Der alpine Skisport in Deutschland ist seit Jahren auf der Suche nach mehr Aufmerksamkeit, nach mehr Fernsehzeit, nach mehr Sponsoren, nach mehr Erfolg. Erst Skispringen, dann Biathlon - die Alpinen standen mangels Siegen und attraktiven Vorfahrern oft im Schatten der hauseigenen winterlichen Konkurrenz. Wenn jemand hierzulande von Skirennen schwärmte, dann vor allem aus nostalgischen Gründen: Weißt du noch: die Rosi, die Seizinger, die Ertl, die Gerg, der Wasi! Alles verdammt lang her.
Doch nur Skispringen, Biathlon, Langlauf, damit ist auch kein Winter zu füllen; der Alpinbereich, sagt Verbandspräsident Alfons Hörmann gerne, habe in der Außenwahrnehmung eine alles entscheidende Bedeutung für den Deutschen Ski-Verband. Entsprechend sehnsüchtig fiel das Warten auf ein Comeback der deutschen Skifahrer aus.
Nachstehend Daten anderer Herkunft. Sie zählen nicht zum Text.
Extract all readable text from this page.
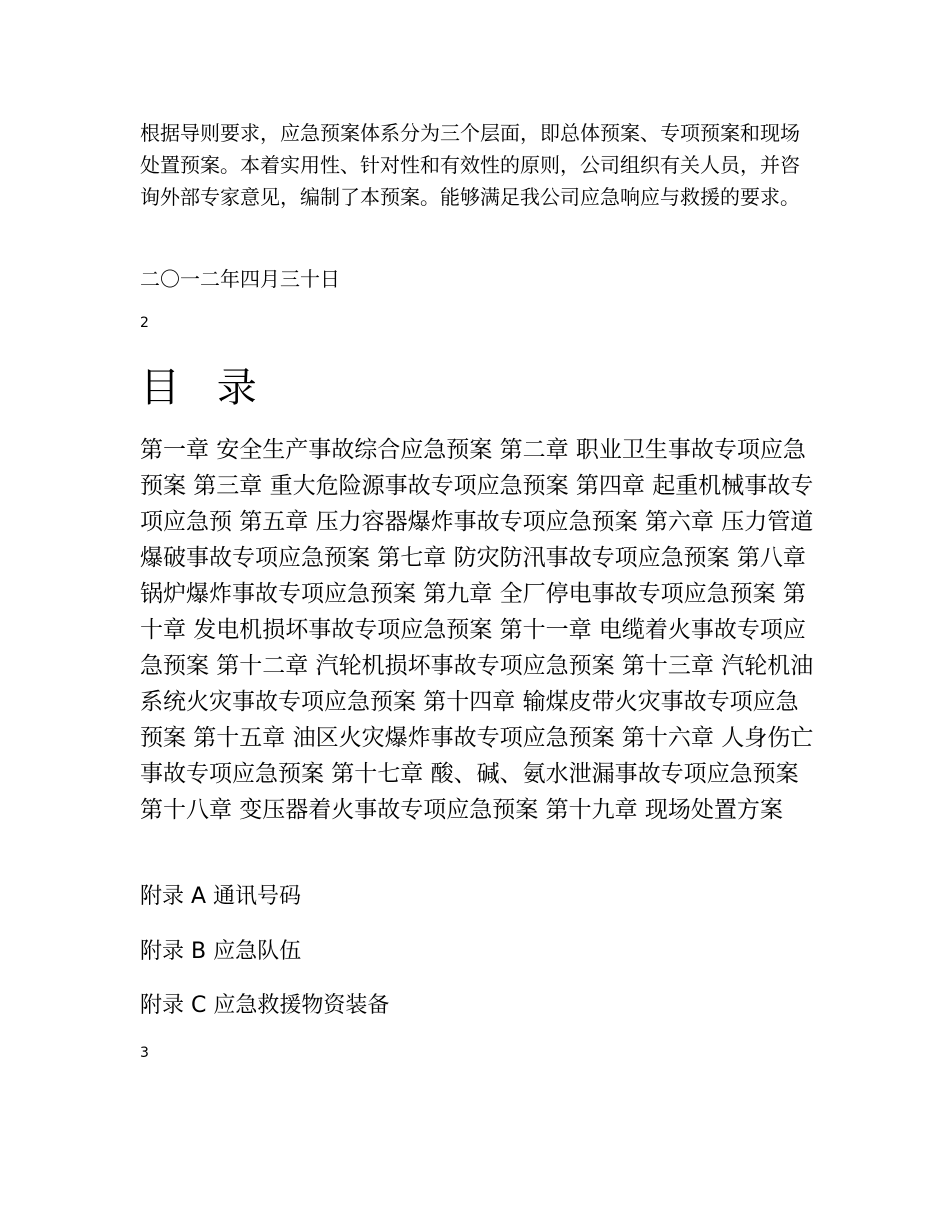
根据导则要求，应急预案体系分为三个层面，即总体预案、专项预案和现场处置预案。本着实用性、针对性和有效性的原则，公司组织有关人员，并咨询外部专家意见，编制了本预案。能够满足我公司应急响应与救援的要求。

二〇一二年四月三十日

2

目 录

第一章 安全生产事故综合应急预案 第二章 职业卫生事故专项应急预案 第三章 重大危险源事故专项应急预案 第四章 起重机械事故专项应急预 第五章 压力容器爆炸事故专项应急预案 第六章 压力管道爆破事故专项应急预案 第七章 防灾防汛事故专项应急预案 第八章 锅炉爆炸事故专项应急预案 第九章 全厂停电事故专项应急预案 第十章 发电机损坏事故专项应急预案 第十一章 电缆着火事故专项应急预案 第十二章 汽轮机损坏事故专项应急预案 第十三章 汽轮机油系统火灾事故专项应急预案 第十四章 输煤皮带火灾事故专项应急预案 第十五章 油区火灾爆炸事故专项应急预案 第十六章 人身伤亡事故专项应急预案 第十七章 酸、碱、氨水泄漏事故专项应急预案 第十八章 变压器着火事故专项应急预案 第十九章 现场处置方案

附录 A 通讯号码

附录 B 应急队伍

附录 C 应急救援物资装备

3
Nun ist es so weit, die DSV-Frauen um Maria Riesch, Viktoria Rebensburg und Kathrin Hölzl haben die aktuelle Saison genutzt, um an die großen Erfolge ihrer Idole anzuknüpfen, nachdem sie vor einem Jahr schon einmal mit zwei WM-Titeln (Maria Riesch/Slalom, Kathrin Hölzl/Riesenslalom) aufhorchen ließen.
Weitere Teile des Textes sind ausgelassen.